Il est sans doute raisonnable de s’attendre à ce que la majorité sud-africaine, bien qu’elle se soit violemment vue exclue de la participation au discours politique pendant les années d’apartheid, ait néanmoins été profondément affectée par celui-ci, simplement en ayant vécu dans un environnement imprégné d’une idéologie colonialiste et en étant bombardée pendant des décennies avec ses idées fondamentales ? C’est ici que nous trouvons une faille, car l’idée même d’entités ethniques et culturelles autonomes et imperméables implique que les gens pensent en termes d’idées ethniquement spécifiques déterminées par leur génétique, comprises comme existant séparément d’un contexte général. Il nie l’idée de l’échange culturel, sans parler de l’idée que l’échange culturel est universel, abondant dans sa portée, et central à la mécanique de la culture même.

Ayant grandi dans un contexte où la croyance par défaut est que vos idées proviennent de vos gènes, il devient très difficile de ne pas simplement accepter que cette croyance elle-même provient de votre génétique. Il devient presque impossible donc de la remettre en question. C’est comme si l’idéologie colonialiste vous conduisait à travers une porte qui devient invisible une fois que, l’ayant franchie, vous vous retournez pour regarder derrière vous. Quelle idée génialement malsaine ! Car elle nous a laissés aujourd’hui avec un mouvement anti-colonial impregné dans des idées développées spécifiquement pour permettre et faciliter le colonialisme, désireux de défendre “l’Afrique profonde  et sombre” contre sa propre histoire cosmopolite.

L’idéologie colonialiste nous a convaincus non seulement que les outils du maître ont vraiment été uniquement les nôtres pour toute l’éternité, mais elle nous a également convaincus qu’une vaste gamme d’outils qui n’ont rien à voir avec le maître sont réellement les siens. Est-il étonnant que la maison du maître continue d’être reconstruite ?
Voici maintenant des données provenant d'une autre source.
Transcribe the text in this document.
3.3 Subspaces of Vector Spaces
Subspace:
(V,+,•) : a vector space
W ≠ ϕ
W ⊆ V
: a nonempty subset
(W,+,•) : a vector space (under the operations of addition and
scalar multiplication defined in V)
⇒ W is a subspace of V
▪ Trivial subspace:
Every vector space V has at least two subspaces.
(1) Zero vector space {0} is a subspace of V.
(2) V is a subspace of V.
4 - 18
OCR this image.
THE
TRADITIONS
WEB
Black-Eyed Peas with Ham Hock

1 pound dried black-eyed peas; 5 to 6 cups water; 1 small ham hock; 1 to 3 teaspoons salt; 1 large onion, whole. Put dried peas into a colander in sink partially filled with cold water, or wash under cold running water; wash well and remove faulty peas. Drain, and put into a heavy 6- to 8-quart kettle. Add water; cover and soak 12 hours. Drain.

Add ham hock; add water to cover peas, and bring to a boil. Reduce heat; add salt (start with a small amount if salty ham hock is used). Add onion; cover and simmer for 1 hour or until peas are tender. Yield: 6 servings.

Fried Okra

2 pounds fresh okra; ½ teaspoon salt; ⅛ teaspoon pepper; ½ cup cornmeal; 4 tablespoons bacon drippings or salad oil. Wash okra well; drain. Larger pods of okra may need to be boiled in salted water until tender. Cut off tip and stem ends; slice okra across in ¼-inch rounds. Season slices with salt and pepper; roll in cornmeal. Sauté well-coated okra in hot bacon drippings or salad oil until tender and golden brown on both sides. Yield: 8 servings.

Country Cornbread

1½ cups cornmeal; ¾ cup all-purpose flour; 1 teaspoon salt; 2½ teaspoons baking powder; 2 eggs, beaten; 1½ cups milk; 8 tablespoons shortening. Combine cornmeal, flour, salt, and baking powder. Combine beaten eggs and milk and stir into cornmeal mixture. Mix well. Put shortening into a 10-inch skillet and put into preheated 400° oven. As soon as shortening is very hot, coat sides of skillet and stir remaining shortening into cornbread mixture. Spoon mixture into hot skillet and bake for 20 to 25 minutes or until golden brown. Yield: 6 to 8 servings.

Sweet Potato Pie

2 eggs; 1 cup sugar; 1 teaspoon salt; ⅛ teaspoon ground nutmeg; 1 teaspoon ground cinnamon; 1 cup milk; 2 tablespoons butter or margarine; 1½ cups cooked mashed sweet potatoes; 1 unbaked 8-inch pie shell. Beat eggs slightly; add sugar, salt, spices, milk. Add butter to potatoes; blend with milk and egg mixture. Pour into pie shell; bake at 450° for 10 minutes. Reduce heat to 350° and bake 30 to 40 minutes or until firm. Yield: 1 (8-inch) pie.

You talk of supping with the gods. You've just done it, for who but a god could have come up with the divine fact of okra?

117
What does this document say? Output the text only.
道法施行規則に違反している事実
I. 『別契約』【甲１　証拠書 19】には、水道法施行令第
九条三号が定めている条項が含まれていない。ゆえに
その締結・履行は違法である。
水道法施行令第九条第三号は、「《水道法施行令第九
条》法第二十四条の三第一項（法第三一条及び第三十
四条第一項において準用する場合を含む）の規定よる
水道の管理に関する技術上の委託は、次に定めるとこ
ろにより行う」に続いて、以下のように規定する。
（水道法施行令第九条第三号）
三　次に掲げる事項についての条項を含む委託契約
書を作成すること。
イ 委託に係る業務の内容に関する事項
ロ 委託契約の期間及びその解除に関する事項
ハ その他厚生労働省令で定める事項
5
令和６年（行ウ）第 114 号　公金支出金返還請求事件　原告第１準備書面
Nous devons dépasser cela. Nous devons prendre du recul, nous frotter les yeux, et voir le monde qui émerge des développements récents dans les études historiques et anthropologiques. Au lieu de “l’Afrique profonde et sombre”, l’image qui ressort est celle d’une Afrique qui a toujours été en communication avec le reste du monde, qui a toujours appris et enseigné, dont les frontières ont toujours été floues et poreuses. N’est-ce pas une bien meilleure revendication pour les Africains ? Car c’est une revendication, partagée, sur le monde entier.